Por lo tanto, con la expresión: amoroso
cultivo del lenguaje, me refiero al trabajo dedicado, delicado y
profundo de lectura y escritura en
torno al signo, todo signo, pero muy especialmente la palabra. Esto ha producido históricamente todo tipo de maravillas científicas,
artísticas y artesanales, desde tratados, poemas y músicas, hasta pinturas, monumentos,
así como descubrimientos e inventos, los cuales expresan simbólicamente las
vivencias que devienen de la contemplación y son también muchas veces, exhortación
al heroísmo, a la superación y trascendencia.
Hoy se ha revalorizado, a partir de las mejores investigaciones de la
psicología cognitiva y las neurociencias, la tempranísima inserción del niño en el lenguaje, sobre todo por la
importancia que reviste el hecho de darle vocabulario a través de hablarle,
contarle, leerle textos, recitar, cantar y hacerlo participar en conversaciones.

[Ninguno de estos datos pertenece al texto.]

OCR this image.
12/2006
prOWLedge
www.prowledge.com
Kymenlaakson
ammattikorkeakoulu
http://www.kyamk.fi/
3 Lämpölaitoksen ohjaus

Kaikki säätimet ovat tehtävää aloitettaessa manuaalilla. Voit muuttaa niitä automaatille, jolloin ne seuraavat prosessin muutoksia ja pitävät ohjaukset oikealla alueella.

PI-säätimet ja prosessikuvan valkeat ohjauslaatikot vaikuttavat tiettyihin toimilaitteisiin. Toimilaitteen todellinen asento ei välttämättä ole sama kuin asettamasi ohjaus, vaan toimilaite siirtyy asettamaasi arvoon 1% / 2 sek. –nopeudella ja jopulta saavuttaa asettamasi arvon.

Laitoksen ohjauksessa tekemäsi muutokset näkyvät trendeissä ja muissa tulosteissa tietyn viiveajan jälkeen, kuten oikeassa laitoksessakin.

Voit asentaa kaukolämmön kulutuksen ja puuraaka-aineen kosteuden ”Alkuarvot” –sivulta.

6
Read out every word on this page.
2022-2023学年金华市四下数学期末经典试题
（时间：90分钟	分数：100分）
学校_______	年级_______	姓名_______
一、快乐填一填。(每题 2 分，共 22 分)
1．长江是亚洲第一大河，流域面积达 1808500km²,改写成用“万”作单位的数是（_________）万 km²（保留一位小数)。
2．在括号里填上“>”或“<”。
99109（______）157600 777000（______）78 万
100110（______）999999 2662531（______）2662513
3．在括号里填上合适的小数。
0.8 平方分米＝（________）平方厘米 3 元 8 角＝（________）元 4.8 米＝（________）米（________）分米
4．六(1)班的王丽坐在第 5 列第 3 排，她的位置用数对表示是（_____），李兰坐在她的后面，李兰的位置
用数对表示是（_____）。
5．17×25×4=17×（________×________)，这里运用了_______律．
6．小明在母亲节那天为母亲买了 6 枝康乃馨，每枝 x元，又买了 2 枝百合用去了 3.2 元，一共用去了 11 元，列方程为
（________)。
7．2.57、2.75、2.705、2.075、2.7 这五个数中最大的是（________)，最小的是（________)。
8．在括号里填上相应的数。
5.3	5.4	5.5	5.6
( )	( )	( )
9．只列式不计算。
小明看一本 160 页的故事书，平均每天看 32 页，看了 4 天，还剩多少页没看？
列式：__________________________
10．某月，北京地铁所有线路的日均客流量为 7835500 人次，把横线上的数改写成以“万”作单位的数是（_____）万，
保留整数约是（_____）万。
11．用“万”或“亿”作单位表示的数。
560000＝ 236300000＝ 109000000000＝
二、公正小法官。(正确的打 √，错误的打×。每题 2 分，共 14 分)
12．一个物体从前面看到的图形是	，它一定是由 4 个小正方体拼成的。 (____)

De alguna manera, la capacidad de lenguaje, de simbolizar y de descifrar
signos, es decir, de encontrar significado más allá de lo sensible, es la que
habilita para la contemplación. Y la contemplación de la verdad, la bondad y la
belleza, a través de la elevación espiritual que produce, es la que posibilita
ensanchar el corazón en las inconmensurables dimensiones de la magnanimidad y
el heroísmo. Así vemos cómo se encadenan y sustentan entre sí estos que hemos
llamado ejes de la educación humanista.